3. [`run_pdf_chat.py`](examples/pdf_chat/run_demo.py): A more comprehensive example demonstrating upload and chat with a more realistic pdf.
    ```bash
    # Ingest pdf
    poetry run python -m examples.pdf_chat.run_demo ingest

    # Ask a question
    poetry run python -m examples.pdf_chat.run_demo search "What are the key themes of Meditations?"
    ```

4. [`web`](web/package.json): A web application which is meant to accompany the framework to provide visual intelligence.
    ```bash
    cd web && pnpm install
    # Serve the web app
    pnpm dev
    ```


## Demonstration

https://github.com/SciPhi-AI/r2r/assets/68796651/c648ab67-973a-416a-985e-2eafb0a41ef0

## Community
[Join our Discord server!](https://discord.gg/p6KqD2kjtB)

## Core Abstractions

The framework primarily revolves around three core abstractions:

- The **Ingestion Pipeline**: Facilitates the preparation of embeddable 'Documents' from various data formats (json, txt, pdf, html, etc.). The abstraction can be found in [`ingestion.py`](r2r/core/pipelines/ingestion.py).

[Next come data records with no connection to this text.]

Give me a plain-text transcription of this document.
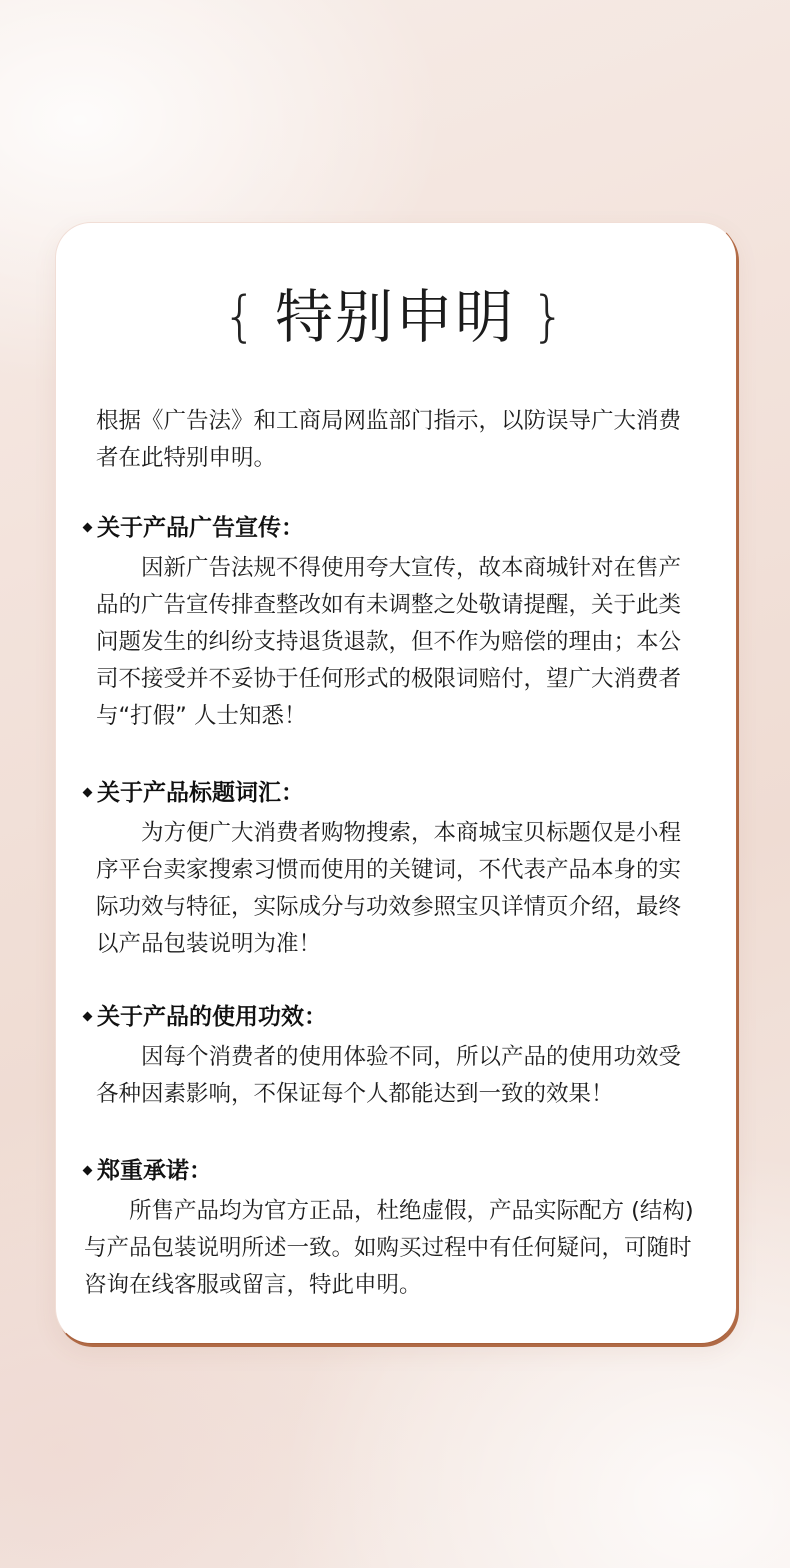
{ 特别申明 }

根据《广告法》和工商局网监部门指示，以防误导广大消费者在此特别申明。

关于产品广告宣传：

因新广告法规不得使用夸大宣传，故本商城针对在售产品的广告宣传排查整改如有未调整之处敬请提醒，关于此类问题发生的纠纷支持退货退款，但不作为赔偿的理由；本公司不接受并不妥协于任何形式的极限词赔付，望广大消费者与“打假” 人士知悉！

关于产品标题词汇：

为方便广大消费者购物搜索，本商城宝贝标题仅是小程序平台卖家搜索习惯而使用的关键词，不代表产品本身的实际功效与特征，实际成分与功效参照宝贝详情页介绍，最终以产品包装说明为准！

关于产品的使用功效：

因每个消费者的使用体验不同，所以产品的使用功效受各种因素影响，不保证每个人都能达到一致的效果！

郑重承诺：

所售产品均为官方正品，杜绝虚假，产品实际配方 (结构) 与产品包装说明所述一致。如购买过程中有任何疑问，可随时咨询在线客服或留言，特此申明。
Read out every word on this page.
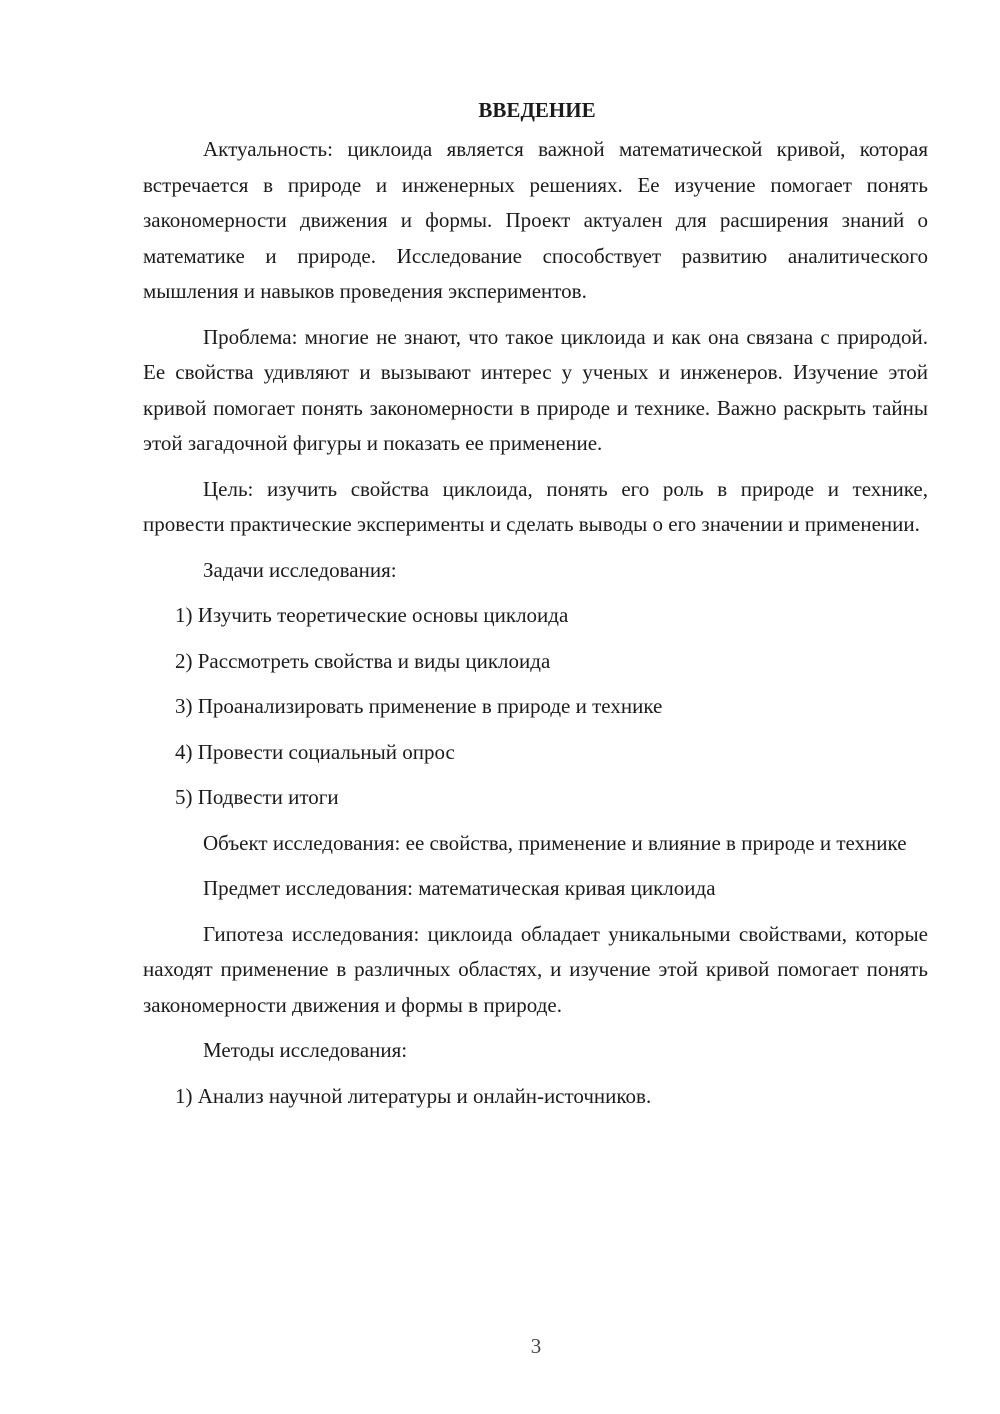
ВВЕДЕНИЕ

Актуальность: циклоида является важной математической кривой, которая встречается в природе и инженерных решениях. Ее изучение помогает понять закономерности движения и формы. Проект актуален для расширения знаний о математике и природе. Исследование способствует развитию аналитического мышления и навыков проведения экспериментов.

Проблема: многие не знают, что такое циклоида и как она связана с природой. Ее свойства удивляют и вызывают интерес у ученых и инженеров. Изучение этой кривой помогает понять закономерности в природе и технике. Важно раскрыть тайны этой загадочной фигуры и показать ее применение.

Цель: изучить свойства циклоида, понять его роль в природе и технике, провести практические эксперименты и сделать выводы о его значении и применении.

Задачи исследования:

1) Изучить теоретические основы циклоида
2) Рассмотреть свойства и виды циклоида
3) Проанализировать применение в природе и технике
4) Провести социальный опрос
5) Подвести итоги

Объект исследования: ее свойства, применение и влияние в природе и технике

Предмет исследования: математическая кривая циклоида

Гипотеза исследования: циклоида обладает уникальными свойствами, которые находят применение в различных областях, и изучение этой кривой помогает понять закономерности движения и формы в природе.

Методы исследования:

1) Анализ научной литературы и онлайн-источников.
3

- The **Embedding Pipeline**: Manages the transformation of text into stored vector embeddings, interacting with embedding and vector database providers through a series of steps (e.g., extract_text, transform_text, chunk_text, embed_chunks, etc.). The abstraction can be found in [`embedding.py`](r2r/core/pipelines/embedding.py).

- The **RAG Pipeline**: Works similarly to the embedding pipeline but incorporates an LLM provider to produce text completions. The abstraction can be found in [`rag.py`](r2r/core/pipelines/rag.py).

Each pipeline incorporates a logging database for operation tracking and observability.